Janeiro, 2026 - Edição 310

Os senhores da palavra nas atas acadêmicas

A Academia Brasileira parece ser um infindável repositório de histórias e casos espirituosos e mesmo jocosos, devidos à personalidade de cada um ou aos tratos de convivência entre os seus acadêmicos. Em cento e trinta anos de história, inúmeras são as situações dignas de registro, perpetuando ditos, chistes e tretas entre personagens cuja memória mostra-se no mínimo de interesse para conservação. A presença óbvia de Josué Montelo nesses territórios da memória acadêmica, entretanto, não esgota o repertório, já que outros a esse trabalho podem se dedicar. De concreto, liste-se o livro Os Senhores da Palavra: Academia Brasileira de Letras humanas e bem-humoradas, de Murilo Melo Filho, como espécie de continuador do trabalho de Montelo nesse gênero de registros.

O acadêmico Murilo Melo Filho, advogado, jornalista e escritor potiguar, ocupou na Academia Brasileira de Letras a cadeira 20. Os Senhores da Palavra foi publicado pela Topbooks, em 2014, e desfila por catorze capítulos e duzentas e noventa e nove páginas de casos acerca de oitenta acadêmicos, todos falecidos à altura. Essas coleções de casos, histórias e ditos espirituosos, recolhidos (quando não reconstituídos) da boca de personalidades literárias relevantes, prestam grande serviço à história literária nacional, obviedade que tive ocasião de registrar quando me referi aos Anedotários da Academia recolhidos por Josué Montelo, nome inigualável também nesse domínio das letras. Reconhece-o, a propósito, o próprio Murilo Melo Filho, que, na “Explicação” prévia ao texto, afasta a “petulante pretensão” de dar “continuidade ou desdobramento” ao Anedotário de Montelo. E registrou constatação que entrega a generosa intenção porque se guiou ao selecionar e registrar os casos: “de quase todas elas [as notas] seus personagens renascem maiores e melhores.” Não se procure, portanto, a crítica desmoralizante ou destrutiva, mas a exposição de fato curioso, a realçar algum traço da personalidade do enfocado. Tudo no intuito de servir à memória da Academia, eis que esta, “vetusta por natureza, nem por isso dispensa o humor, presente em muitos casos e episódios”, registrou o acadêmico Evanildo Bechara na orelha do livro.

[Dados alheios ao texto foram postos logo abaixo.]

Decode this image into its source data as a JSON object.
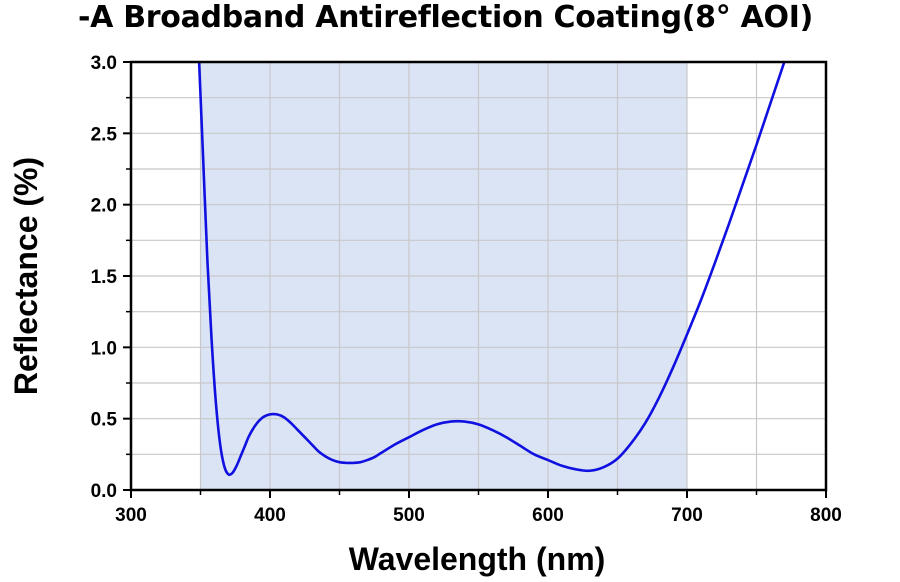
{
  "chart_data": {
    "type": "line",
    "title": "-A Broadband Antireflection Coating(8° AOI)",
    "xlabel": "Wavelength (nm)",
    "ylabel": "Reflectance (%)",
    "xlim": [
      300,
      800
    ],
    "ylim": [
      0,
      3.0
    ],
    "x_ticks": [
      300,
      400,
      500,
      600,
      700,
      800
    ],
    "x_tick_labels": [
      "300",
      "400",
      "500",
      "600",
      "700",
      "800"
    ],
    "y_ticks": [
      0,
      0.5,
      1.0,
      1.5,
      2.0,
      2.5,
      3.0
    ],
    "y_tick_labels": [
      "0.0",
      "0.5",
      "1.0",
      "1.5",
      "2.0",
      "2.5",
      "3.0"
    ],
    "grid": true,
    "design_band": [
      350,
      700
    ],
    "colors": {
      "line": "#1010e0",
      "band": "#dbe4f5",
      "grid": "#c8c8c8"
    },
    "series": [
      {
        "x": [
          349,
          352,
          355,
          358,
          361,
          364,
          367,
          370,
          373,
          376,
          379,
          382,
          385,
          390,
          395,
          400,
          405,
          410,
          415,
          420,
          425,
          430,
          435,
          440,
          445,
          450,
          455,
          460,
          465,
          470,
          475,
          480,
          490,
          500,
          510,
          520,
          530,
          540,
          550,
          560,
          570,
          580,
          590,
          600,
          610,
          620,
          630,
          640,
          650,
          660,
          670,
          680,
          690,
          700,
          710,
          720,
          730,
          740,
          750,
          760,
          770
        ],
        "y": [
          3.0,
          2.3,
          1.6,
          1.05,
          0.62,
          0.33,
          0.17,
          0.11,
          0.12,
          0.17,
          0.24,
          0.31,
          0.38,
          0.46,
          0.51,
          0.53,
          0.53,
          0.51,
          0.47,
          0.42,
          0.37,
          0.32,
          0.27,
          0.235,
          0.21,
          0.195,
          0.19,
          0.19,
          0.195,
          0.21,
          0.23,
          0.26,
          0.32,
          0.37,
          0.42,
          0.46,
          0.48,
          0.48,
          0.46,
          0.42,
          0.37,
          0.31,
          0.25,
          0.21,
          0.17,
          0.145,
          0.135,
          0.16,
          0.22,
          0.33,
          0.47,
          0.65,
          0.86,
          1.09,
          1.33,
          1.59,
          1.86,
          2.14,
          2.42,
          2.71,
          3.0
        ]
      }
    ]
  }
}
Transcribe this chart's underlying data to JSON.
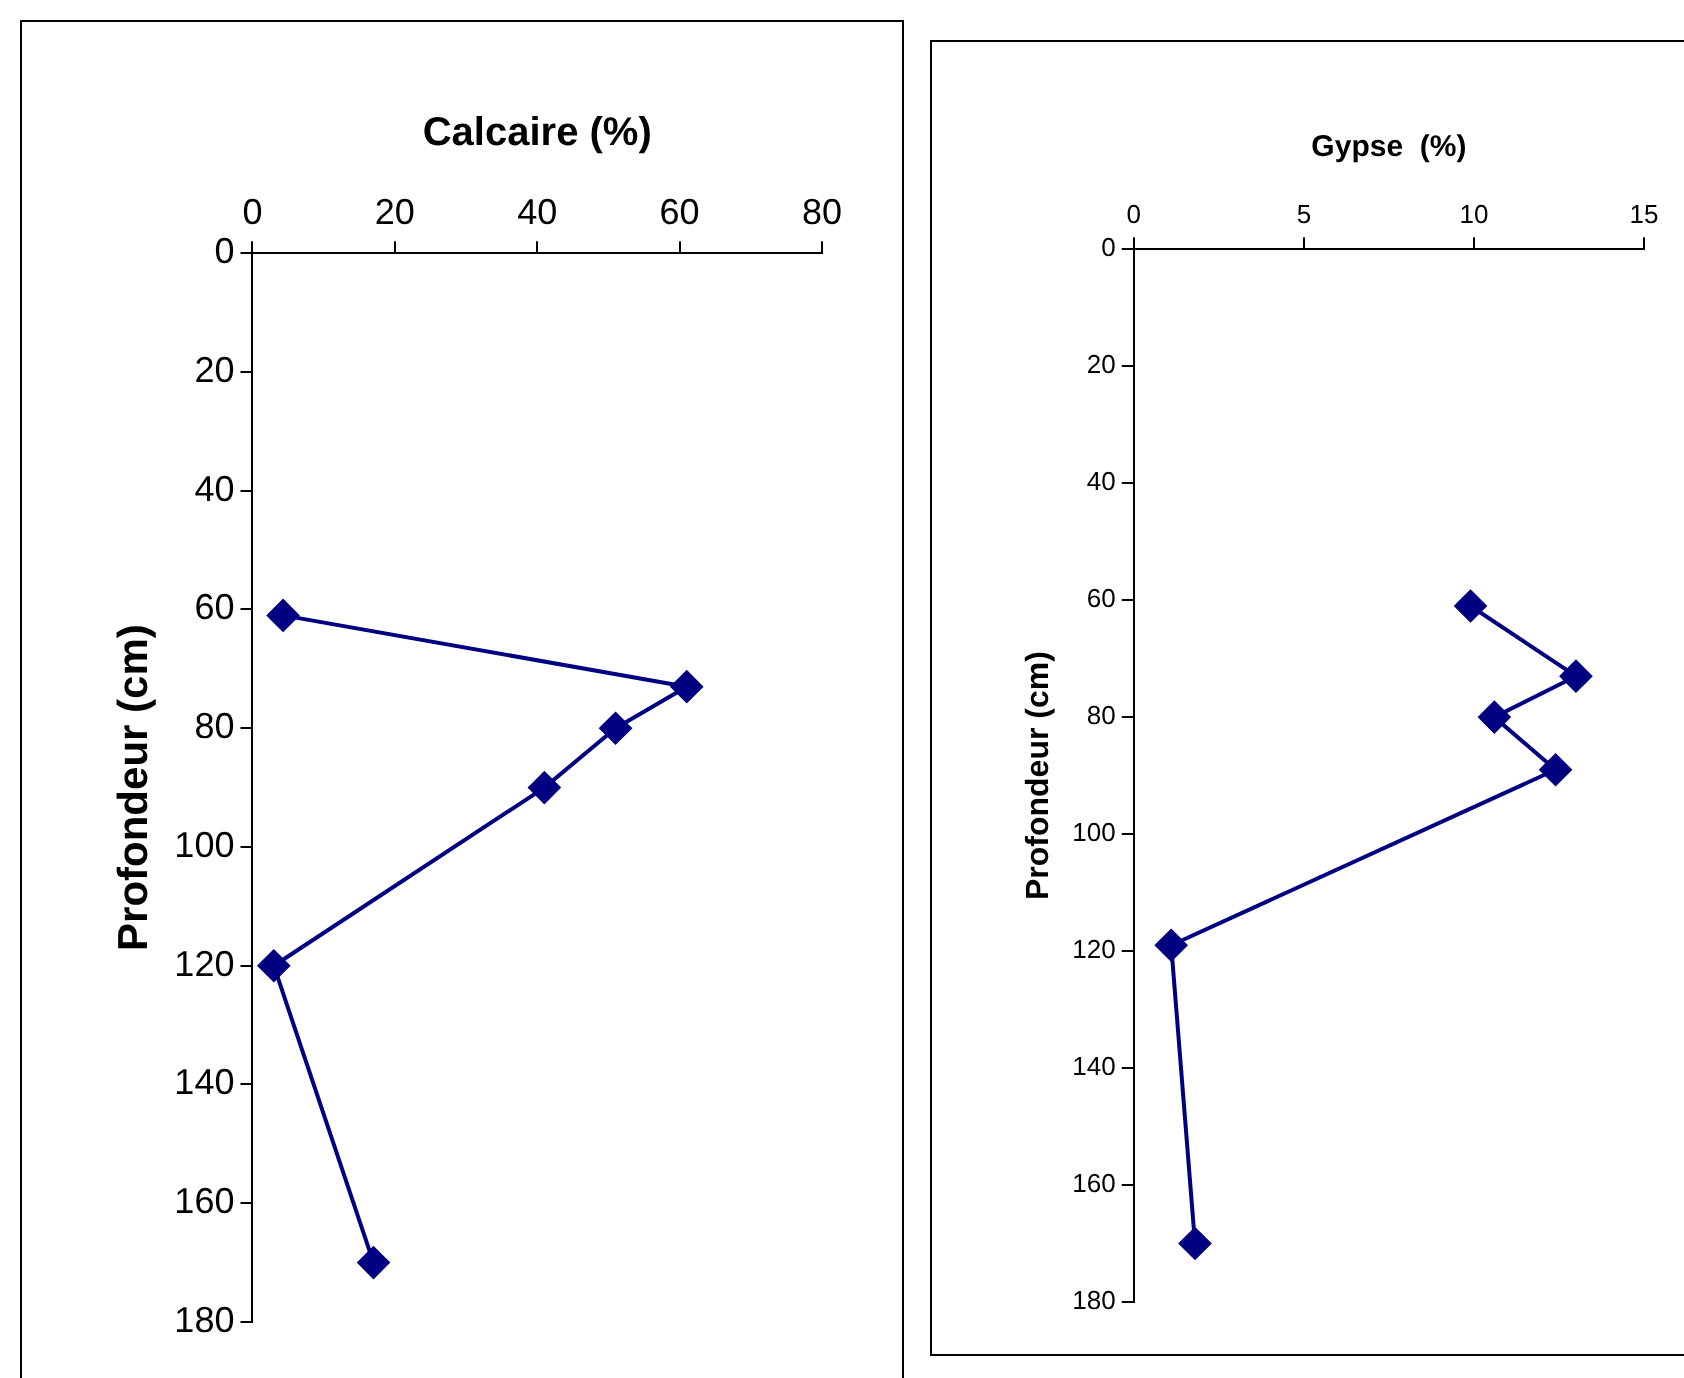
{
  "chart_data": [
    {
      "type": "line",
      "xlabel": "Calcaire (%)",
      "ylabel": "Profondeur (cm)",
      "xlim": [
        0,
        80
      ],
      "xticks": [
        0,
        20,
        40,
        60,
        80
      ],
      "ylim": [
        180,
        0
      ],
      "yticks": [
        0,
        20,
        40,
        60,
        80,
        100,
        120,
        140,
        160,
        180
      ],
      "grid": false,
      "legend": false,
      "marker": "diamond",
      "line_style": "solid",
      "series": [
        {
          "color": "#000080",
          "x": [
            4.3,
            61,
            51,
            41,
            3,
            17
          ],
          "values": [
            61,
            73,
            80,
            90,
            120,
            170
          ]
        }
      ]
    },
    {
      "type": "line",
      "xlabel": "Gypse  (%)",
      "ylabel": "Profondeur (cm)",
      "xlim": [
        0,
        15
      ],
      "xticks": [
        0,
        5,
        10,
        15
      ],
      "ylim": [
        180,
        0
      ],
      "yticks": [
        0,
        20,
        40,
        60,
        80,
        100,
        120,
        140,
        160,
        180
      ],
      "grid": false,
      "legend": false,
      "marker": "diamond",
      "line_style": "solid",
      "series": [
        {
          "color": "#000080",
          "x": [
            9.9,
            13,
            10.6,
            12.4,
            1.1,
            1.8
          ],
          "values": [
            61,
            73,
            80,
            89,
            119,
            170
          ]
        }
      ]
    }
  ]
}
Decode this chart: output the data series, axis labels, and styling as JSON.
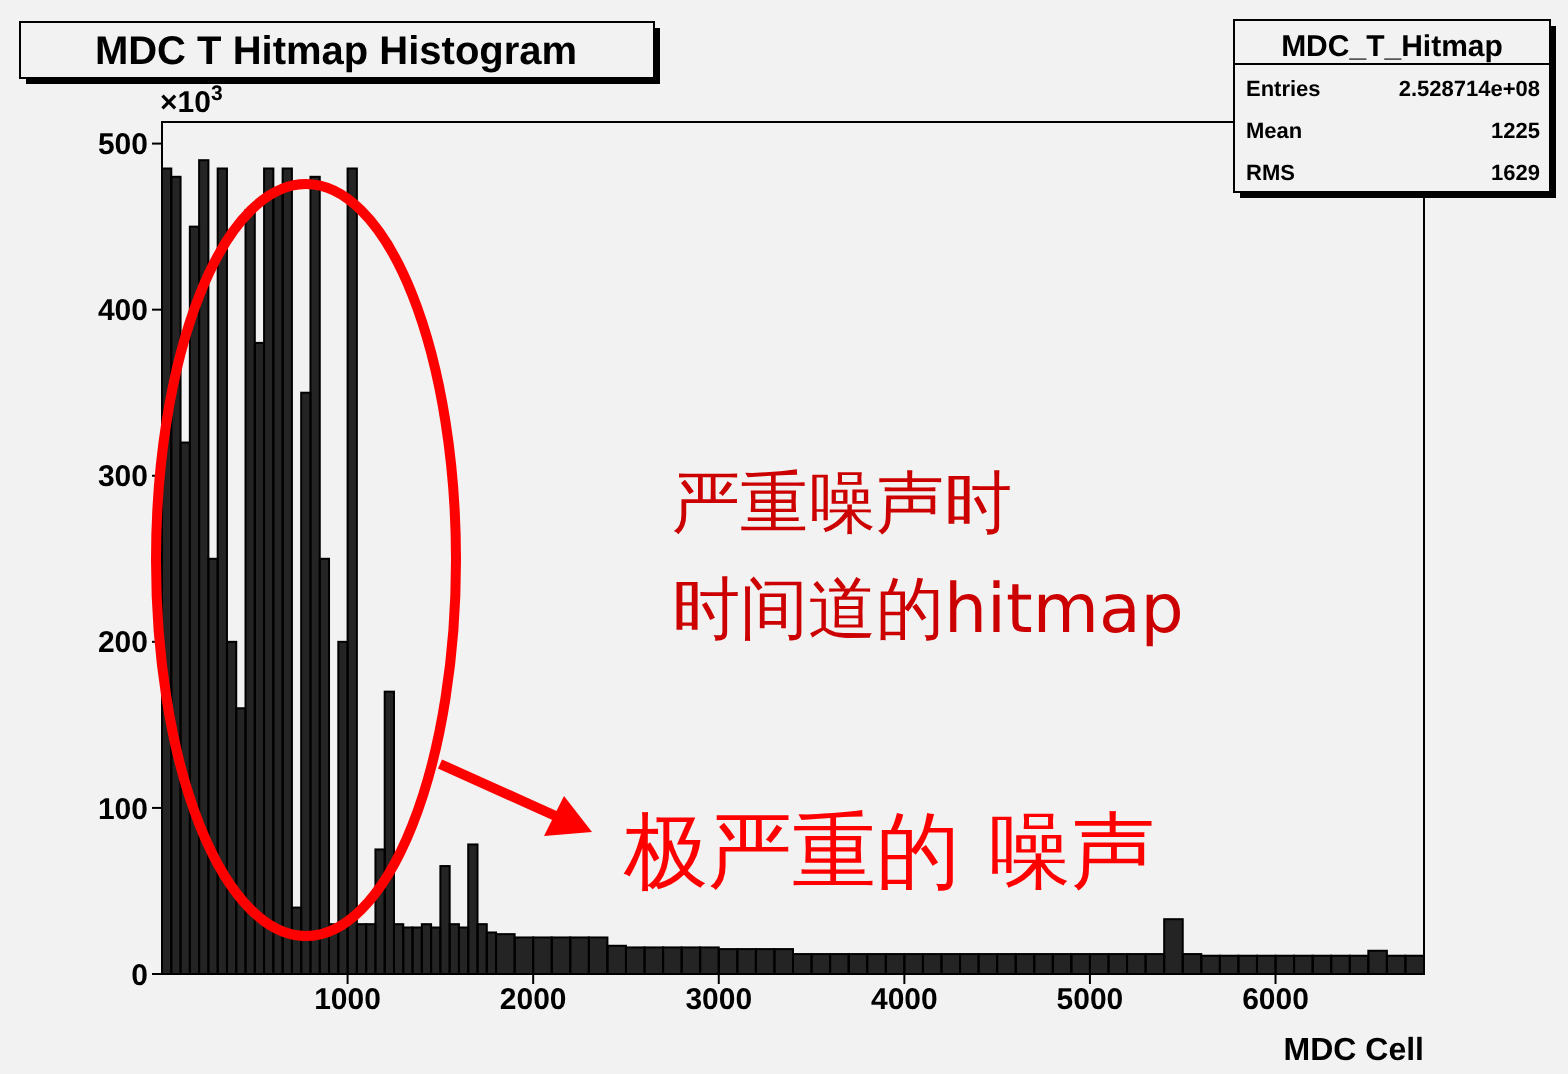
{
  "chart_data": {
    "type": "histogram",
    "title": "MDC T Hitmap Histogram",
    "xlabel": "MDC Cell",
    "ylabel": "×10$^{3}$",
    "bins": [
      0,
      50,
      100,
      150,
      200,
      250,
      300,
      350,
      400,
      450,
      500,
      550,
      600,
      650,
      700,
      750,
      800,
      850,
      900,
      950,
      1000,
      1050,
      1100,
      1150,
      1200,
      1250,
      1300,
      1350,
      1400,
      1450,
      1500,
      1550,
      1600,
      1650,
      1700,
      1750,
      1800,
      1900,
      2000,
      2100,
      2200,
      2300,
      2400,
      2500,
      2600,
      2700,
      2800,
      2900,
      3000,
      3100,
      3200,
      3300,
      3400,
      3500,
      3600,
      3700,
      3800,
      3900,
      4000,
      4100,
      4200,
      4300,
      4400,
      4500,
      4600,
      4700,
      4800,
      4900,
      5000,
      5100,
      5200,
      5300,
      5400,
      5500,
      5600,
      5700,
      5800,
      5900,
      6000,
      6100,
      6200,
      6300,
      6400,
      6500,
      6600,
      6700,
      6800
    ],
    "values": [
      485,
      480,
      320,
      450,
      490,
      250,
      485,
      200,
      160,
      460,
      380,
      485,
      470,
      485,
      40,
      350,
      480,
      250,
      30,
      200,
      485,
      30,
      30,
      75,
      170,
      30,
      28,
      28,
      30,
      28,
      65,
      30,
      28,
      78,
      30,
      25,
      24,
      22,
      22,
      22,
      22,
      22,
      17,
      16,
      16,
      16,
      16,
      16,
      15,
      15,
      15,
      15,
      12,
      12,
      12,
      12,
      12,
      12,
      12,
      12,
      12,
      12,
      12,
      12,
      12,
      12,
      12,
      12,
      12,
      12,
      12,
      12,
      33,
      12,
      11,
      11,
      11,
      11,
      11,
      11,
      11,
      11,
      11,
      14,
      11,
      11
    ],
    "color": "#000000",
    "xlim": [
      0,
      6800
    ],
    "xticks": [
      1000,
      2000,
      3000,
      4000,
      5000,
      6000
    ],
    "ylim": [
      0,
      513
    ],
    "yticks": [
      0,
      100,
      200,
      300,
      400,
      500
    ],
    "annotations": [
      "MDC_T_Hitmap",
      "Entries",
      "2.528714e+08",
      "Mean",
      "1225",
      "RMS",
      "1629",
      "严重噪声时",
      "时间道的hitmap",
      "极严重的 噪声"
    ]
  }
}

Creio ser essa, a de recolher histórias, casos, ditos e chistes, uma preocupação legítima: útil ao convívio dos confrades, exemplo para outras associações, repositório de informações pessoais e institucionais, registro de tempos únicos que, se assim não fosse, não mais seriam lembrados.

Uma tal recolha deve obrigatoriamente incluir a consulta às atas – aliás, uma das fontes utilizadas por Murilo Melo Filho –, pois a riqueza dos registros das atas da Academia Brasileira, do PEN Clube, das associações regionais (de inegável interesse no âmbito das suas respectivas atuações), não pode e não deve ser desprezada. E não me faço genérico nesta passagem: longe da pretensão de imitar Montelo ou Murilo Melo Filho, já tive oportunidade de comentar para a Folha Literária, da Academia Espírito-santense de Letras, trecho de ata constando requerimento ao pobre secretário, por um acadêmico a quem fora negada a proposta de transcrever no documento discurso de um ministro francês, que então se transcrevessem as obras de Machado de Assis. Situação salva por um outro acadêmico, sugerindo que o proponente indicasse qual dentre as produções de Machado merecia ser transcrita em primeiro lugar. Enfim...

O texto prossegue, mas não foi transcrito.